Остальное – письменный стол, соединенный с раскладной кушеткой, телевизор, компьютер с wi-fi, динамики в каждом углу, плакаты всех серий «Звездных войн» на стенах и шикарный экспресс высокого давления на почетном месте в кухне – игрушки взрослого мальчика, живущего самостоятельной жизнью.
– Хочешь кофе? – спросил Венцель, указав на экспресс.
Шацкий поддакнул. Он подумал, что хозяин мог бы для приличия предложить ему перейти на ты, ведь они были плюс-минус ровесниками и работали в той же сфере. Пока тот крутился у экспресса, прокурор решал, рассказать историку вначале о деле или предупредить, что его уже нашли.
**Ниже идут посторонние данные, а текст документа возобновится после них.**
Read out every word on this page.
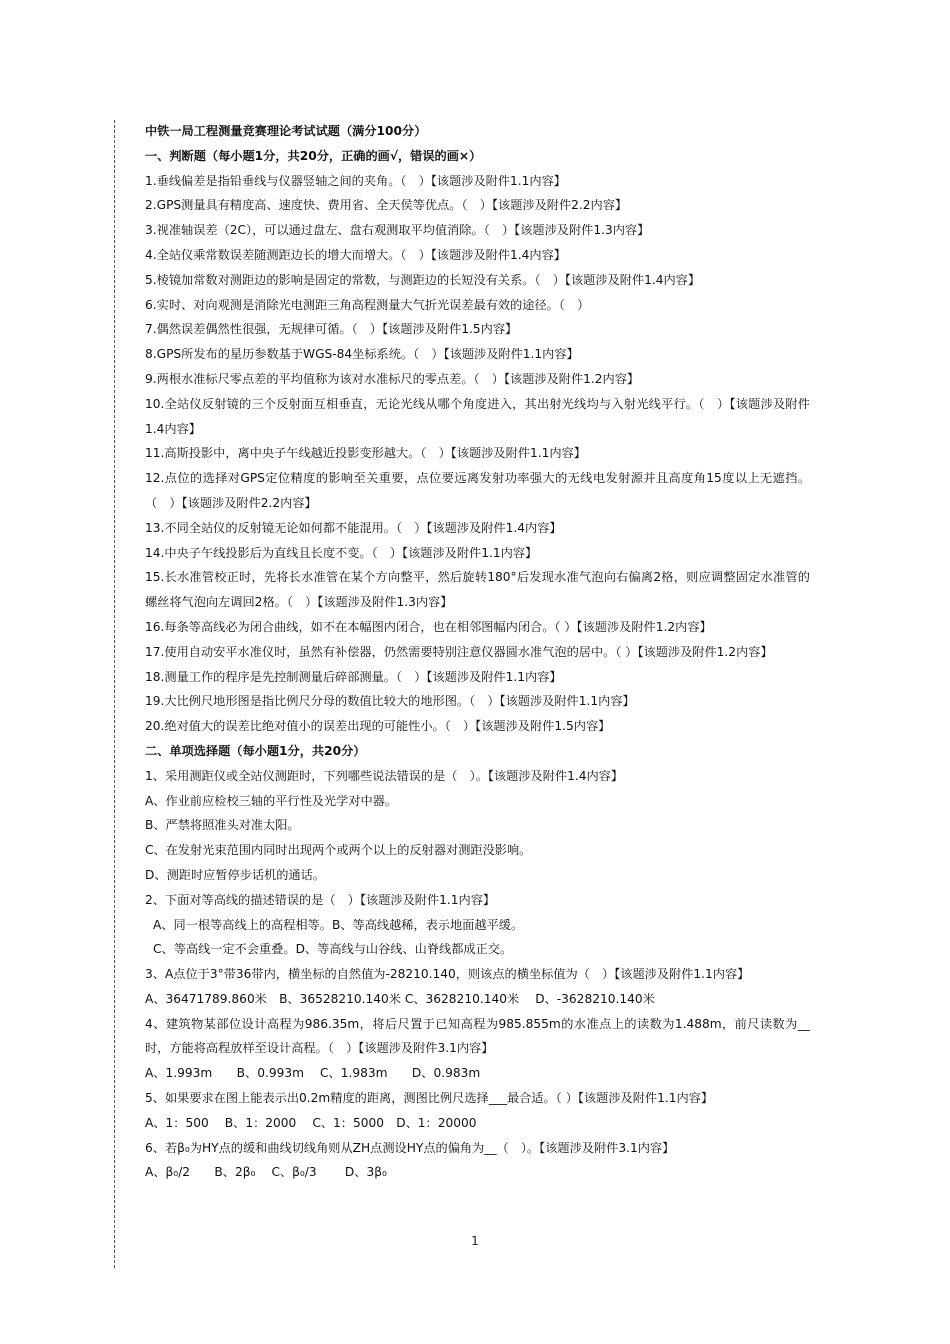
中铁一局工程测量竞赛理论考试试题（满分100分）

一、判断题（每小题1分，共20分，正确的画√，错误的画×）

1.垂线偏差是指铅垂线与仪器竖轴之间的夹角。（　）【该题涉及附件1.1内容】

2.GPS测量具有精度高、速度快、费用省、全天侯等优点。（　）【该题涉及附件2.2内容】

3.视准轴误差（2C），可以通过盘左、盘右观测取平均值消除。（　）【该题涉及附件1.3内容】

4.全站仪乘常数误差随测距边长的增大而增大。（　）【该题涉及附件1.4内容】

5.棱镜加常数对测距边的影响是固定的常数，与测距边的长短没有关系。（　）【该题涉及附件1.4内容】

6.实时、对向观测是消除光电测距三角高程测量大气折光误差最有效的途径。（　）

7.偶然误差偶然性很强，无规律可循。（　）【该题涉及附件1.5内容】

8.GPS所发布的星历参数基于WGS-84坐标系统。（　）【该题涉及附件1.1内容】

9.两根水准标尺零点差的平均值称为该对水准标尺的零点差。（　）【该题涉及附件1.2内容】

10.全站仪反射镜的三个反射面互相垂直，无论光线从哪个角度进入，其出射光线均与入射光线平行。（　）【该题涉及附件1.4内容】

11.高斯投影中，离中央子午线越近投影变形越大。（　）【该题涉及附件1.1内容】

12.点位的选择对GPS定位精度的影响至关重要，点位要远离发射功率强大的无线电发射源并且高度角15度以上无遮挡。（　）【该题涉及附件2.2内容】

13.不同全站仪的反射镜无论如何都不能混用。（　）【该题涉及附件1.4内容】

14.中央子午线投影后为直线且长度不变。（　）【该题涉及附件1.1内容】

15.长水准管校正时，先将长水准管在某个方向整平，然后旋转180°后发现水准气泡向右偏离2格，则应调整固定水准管的螺丝将气泡向左调回2格。（　）【该题涉及附件1.3内容】

16.每条等高线必为闭合曲线，如不在本幅图内闭合，也在相邻图幅内闭合。（ ）【该题涉及附件1.2内容】

17.使用自动安平水准仪时，虽然有补偿器，仍然需要特别注意仪器圆水准气泡的居中。（ ）【该题涉及附件1.2内容】

18.测量工作的程序是先控制测量后碎部测量。（　）【该题涉及附件1.1内容】

19.大比例尺地形图是指比例尺分母的数值比较大的地形图。（　）【该题涉及附件1.1内容】

20.绝对值大的误差比绝对值小的误差出现的可能性小。（　）【该题涉及附件1.5内容】

二、单项选择题（每小题1分，共20分）

1、采用测距仪或全站仪测距时，下列哪些说法错误的是（　）。【该题涉及附件1.4内容】

A、作业前应检校三轴的平行性及光学对中器。

B、严禁将照准头对准太阳。

C、在发射光束范围内同时出现两个或两个以上的反射器对测距没影响。

D、测距时应暂停步话机的通话。

2、下面对等高线的描述错误的是（　）【该题涉及附件1.1内容】

A、同一根等高线上的高程相等。B、等高线越稀，表示地面越平缓。

C、等高线一定不会重叠。D、等高线与山谷线、山脊线都成正交。

3、A点位于3°带36带内，横坐标的自然值为-28210.140，则该点的横坐标值为（　）【该题涉及附件1.1内容】

A、36471789.860米　B、36528210.140米 C、3628210.140米　 D、-3628210.140米

4、建筑物某部位设计高程为986.35m，将后尺置于已知高程为985.855m的水准点上的读数为1.488m，前尺读数为__时，方能将高程放样至设计高程。（　）【该题涉及附件3.1内容】

A、1.993m　　B、0.993m　 C、1.983m　　D、0.983m

5、如果要求在图上能表示出0.2m精度的距离，测图比例尺选择___最合适。（ ）【该题涉及附件1.1内容】

A、1：500　 B、1：2000　 C、1：5000　D、1：20000

6、若β₀为HY点的缓和曲线切线角则从ZH点测设HY点的偏角为__（　）。【该题涉及附件3.1内容】

A、β₀/2　　B、2β₀　 C、β₀/3　　 D、3β₀

1
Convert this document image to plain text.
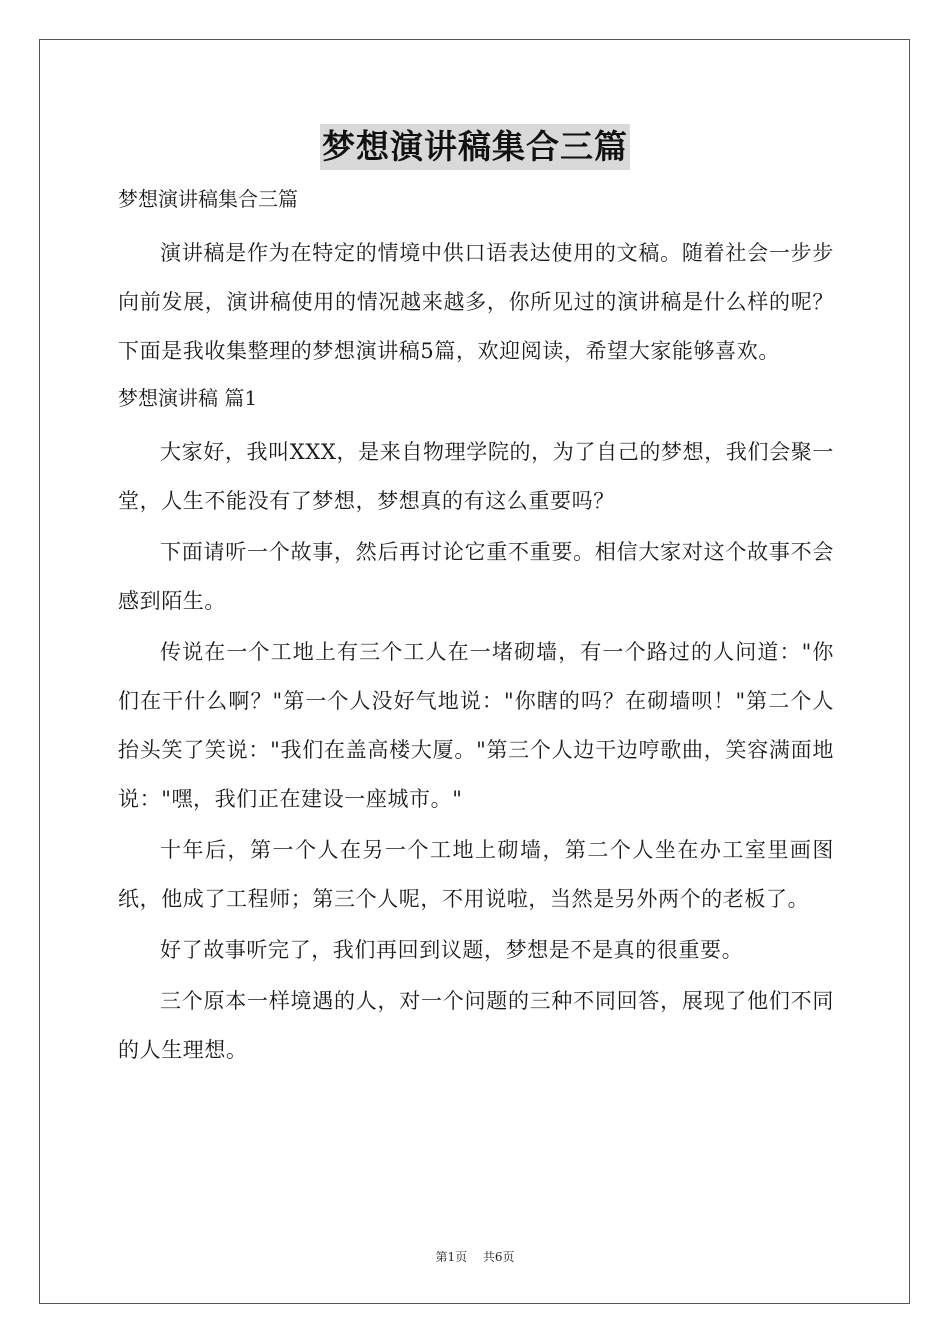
梦想演讲稿集合三篇
梦想演讲稿集合三篇

演讲稿是作为在特定的情境中供口语表达使用的文稿。随着社会一步步向前发展，演讲稿使用的情况越来越多，你所见过的演讲稿是什么样的呢？下面是我收集整理的梦想演讲稿5篇，欢迎阅读，希望大家能够喜欢。

梦想演讲稿 篇1

大家好，我叫XXX，是来自物理学院的，为了自己的梦想，我们会聚一堂，人生不能没有了梦想，梦想真的有这么重要吗？

下面请听一个故事，然后再讨论它重不重要。相信大家对这个故事不会感到陌生。

传说在一个工地上有三个工人在一堵砌墙，有一个路过的人问道："你们在干什么啊？"第一个人没好气地说："你瞎的吗？在砌墙呗！"第二个人抬头笑了笑说："我们在盖高楼大厦。"第三个人边干边哼歌曲，笑容满面地说："嘿，我们正在建设一座城市。"

十年后，第一个人在另一个工地上砌墙，第二个人坐在办工室里画图纸，他成了工程师；第三个人呢，不用说啦，当然是另外两个的老板了。

好了故事听完了，我们再回到议题，梦想是不是真的很重要。

三个原本一样境遇的人，对一个问题的三种不同回答，展现了他们不同的人生理想。

第1页 共6页
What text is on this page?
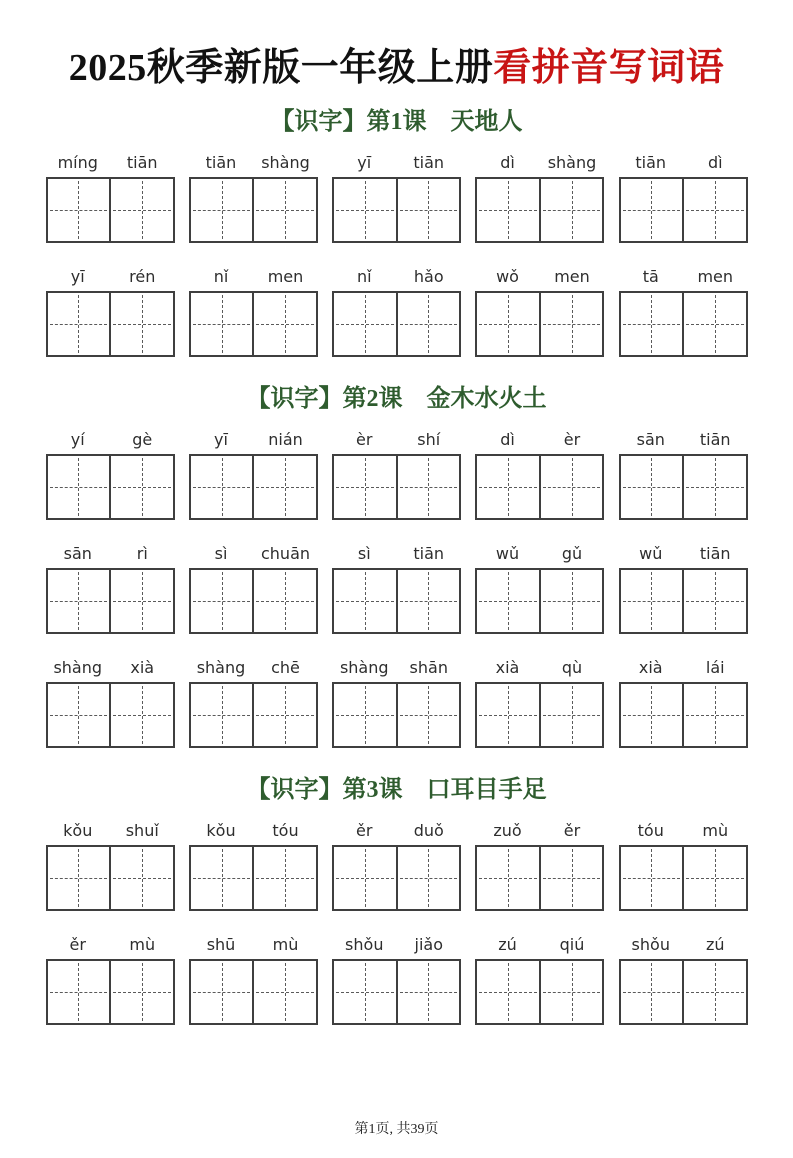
2025秋季新版一年级上册看拼音写词语
【识字】第1课　天地人
míng	tiān	tiān	shàng	yī	tiān	dì	shàng	tiān	dì
yī	rén	nǐ	men	nǐ	hǎo	wǒ	men	tā	men
【识字】第2课　金木水火土
yí	gè	yī	nián	èr	shí	dì	èr	sān	tiān
sān	rì	sì	chuān	sì	tiān	wǔ	gǔ	wǔ	tiān
shàng	xià	shàng	chē	shàng	shān	xià	qù	xià	lái
【识字】第3课　口耳目手足
kǒu	shuǐ	kǒu	tóu	ěr	duǒ	zuǒ	ěr	tóu	mù
ěr	mù	shū	mù	shǒu	jiǎo	zú	qiú	shǒu	zú
第1页, 共39页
Выбрал первое.
Он подробно рассказал Венцелю о ходе терапии и описал потенциальных убийц: Рудского, Ярчик, Каима и Квятковскую, передал содержание разговора с Врубелем, который посоветовал ему искать отсутствующую особу. Рассказал о счастливых номерах Телята, газетах и об удивительном убийстве Камиля Сосновского, след которого затерялся в полицейских архивах. Наконец, о разговоре с капитаном Мамцажем и о картотеке, вычищенной департаментом «D», о котором Подольский не желал говорить.
Венцель некоторое время молчал, а потом громко рассмеялся.
– С моей точки зрения, ты все уже знаешь, – сказал он. – Нужно только соединить факты.
– Умоляю, давай без загадок.
– Прежде всего, Камиль Сосновский, лежащий в ванне с перерезанным горлом, связанными вместе руками и ногами. Ты наверняка знаешь, кого связывали подобным образом в восьмидесятые годы, но чуть раньше. Все знают.
– О боже.
– Близко…
– Ксендз Ежи[111]
.– Вот именно.
– Ты хочешь сказать, что Сосновского убила эсбеция? Для чего?
Венцель пожал плечами.
– Либо для того, чтобы обуздать его стариков, либо по ошибке. Такие вещи случались. Я расскажу коротко, кому ты наступил на мозоль, чтобы понимал, о чем речь. Ты, наверное, более-менее знаешь сферу их действий: Департамент III занимается оппозицией, Департамент IV – костелом и слежкой за фигурантами, организацией персональных источников информации, а также ведет центральную картотеку, систему досье и так далее.
Шацкий подтвердил.
– Люди думают, что это была милицейская бюрократия, и что все эсбеки, вроде поручика в фильме «Контролируемые разговоры», которого играет Ковалевский, – бестолковые служаки, собиравшие ненужную информацию. К слову сказать: терпеть не могу фильмы Бареи. Хенциньского за эти «разговоры» тоже не люблю.
– Почему?
– Потому что это ложь, играющая на руку этим сукиным сынам, да еще как! Постоянно играющая им на руку. Ложь, благодаря которой людям вбили в голову, что ПНР – удивительная страна, где, может, и нелегко жилось, но всем было весело.
– А разве это отчасти не так? – Шацкому нравились фильмы Бареи.
Историк вздохнул и посмотрел на него так, будто собирался выставить вон.